Deciphering the therapeutic mechanism of kaempferol in diabetic retinopathy via the P21/Thioredoxin axis.

Abstract

Diabetic retinopathy (DR) is an irreversible microvascular complication in individuals with diabetes. Kaempferol, a flavonoid with anti-inflammatory, antioxidant, and hypoglycemic activities, has exhibited therapeutic potential in previous investigations for treating DR. However, its accurate molecular mechanisms remain elusive. This study aimed to elucidate similarity underlying the progression of DR from early to late stages, along with exploring the key targets of kaempferol for DR therapy. Combined with weighted gene co-expression network analysis (WGCNA) and single-cell RNA sequencing (scRNA-seq) analysis, we elucidated hub regulatory genes and cell subpopulations. Molecular docking was conducted to analyze molecular interactions. Evans Blue (EB) leakage assay, Hematoxylin & Eosin (H&E) and Periodic Acid-Schiff (PAS) staining was utilized to assess retinal structural and vascular damage.

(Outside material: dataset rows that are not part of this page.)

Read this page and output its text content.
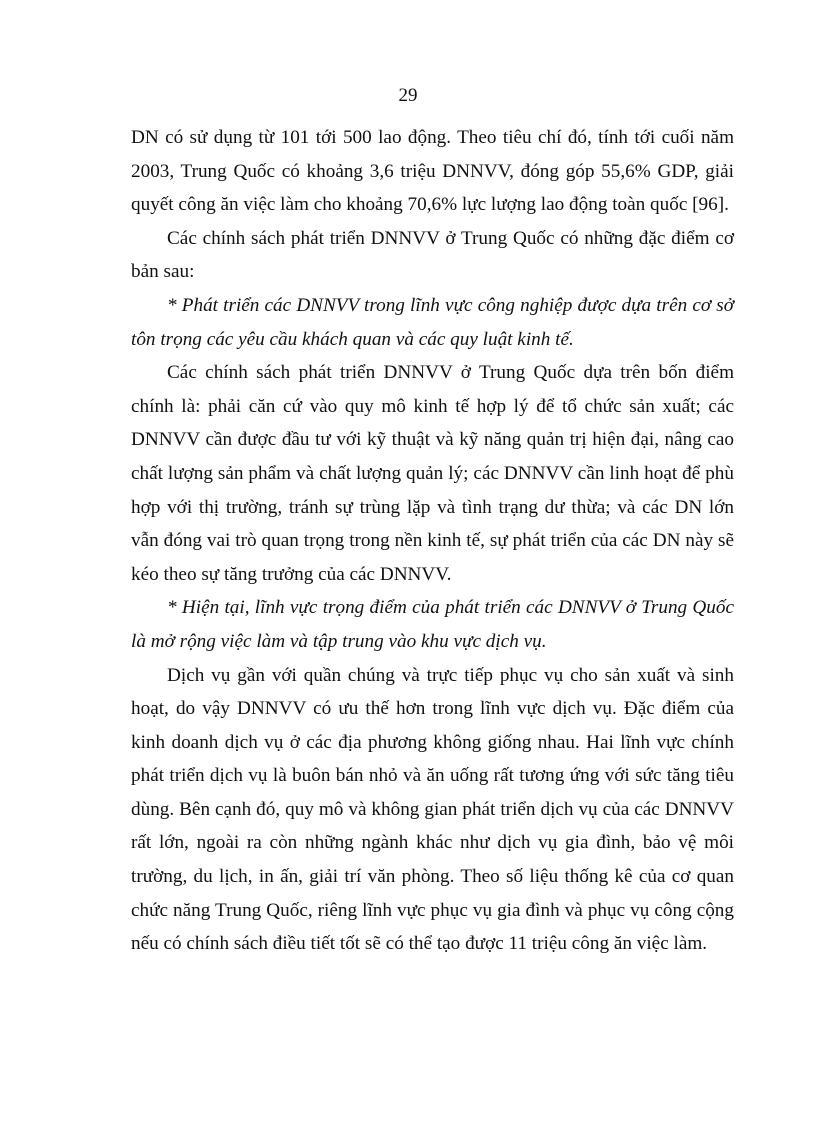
29

DN có sử dụng từ 101 tới 500 lao động. Theo tiêu chí đó, tính tới cuối năm 2003, Trung Quốc có khoảng 3,6 triệu DNNVV, đóng góp 55,6% GDP, giải quyết công ăn việc làm cho khoảng 70,6% lực lượng lao động toàn quốc [96].

Các chính sách phát triển DNNVV ở Trung Quốc có những đặc điểm cơ bản sau:

* Phát triển các DNNVV trong lĩnh vực công nghiệp được dựa trên cơ sở tôn trọng các yêu cầu khách quan và các quy luật kinh tế.

Các chính sách phát triển DNNVV ở Trung Quốc dựa trên bốn điểm chính là: phải căn cứ vào quy mô kinh tế hợp lý để tổ chức sản xuất; các DNNVV cần được đầu tư với kỹ thuật và kỹ năng quản trị hiện đại, nâng cao chất lượng sản phẩm và chất lượng quản lý; các DNNVV cần linh hoạt để phù hợp với thị trường, tránh sự trùng lặp và tình trạng dư thừa; và các DN lớn vẫn đóng vai trò quan trọng trong nền kinh tế, sự phát triển của các DN này sẽ kéo theo sự tăng trưởng của các DNNVV.

* Hiện tại, lĩnh vực trọng điểm của phát triển các DNNVV ở Trung Quốc là mở rộng việc làm và tập trung vào khu vực dịch vụ.

Dịch vụ gần với quần chúng và trực tiếp phục vụ cho sản xuất và sinh hoạt, do vậy DNNVV có ưu thế hơn trong lĩnh vực dịch vụ. Đặc điểm của kinh doanh dịch vụ ở các địa phương không giống nhau. Hai lĩnh vực chính phát triển dịch vụ là buôn bán nhỏ và ăn uống rất tương ứng với sức tăng tiêu dùng. Bên cạnh đó, quy mô và không gian phát triển dịch vụ của các DNNVV rất lớn, ngoài ra còn những ngành khác như dịch vụ gia đình, bảo vệ môi trường, du lịch, in ấn, giải trí văn phòng. Theo số liệu thống kê của cơ quan chức năng Trung Quốc, riêng lĩnh vực phục vụ gia đình và phục vụ công cộng nếu có chính sách điều tiết tốt sẽ có thể tạo được 11 triệu công ăn việc làm.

Additionally, TUNEL staining was applied to evaluate retinal apoptosis. Comprehensive analyses, including enzyme-linked immunosorbent assays (ELISA), immunofluorescence, Western blotting, and real-time PCR were employed to monitor cytokine levels and protein expression. Our findings preliminarily unveiled that kaempferol could modulate the P21/Thioredoxin pathway, and exerted protective effects on DR by regulating metabolism disorder and cellular dysregulation. Moreover, a novel mechanistic connection was established between fibroblasts activity and DR fibrosis progression, underscoring the pivotal role of the VCAM signaling pathway in vascular cell regulation and its contribution to disease pathogenesis. This study provides new perspectives on the therapeutic potential of kaempferol in DR, particularly regulating vascular injury and cellular senescence via the P21/Thioredoxin axis, which expand the horizon of natural compounds in addressing the vision-threatening complications associated with diabetes.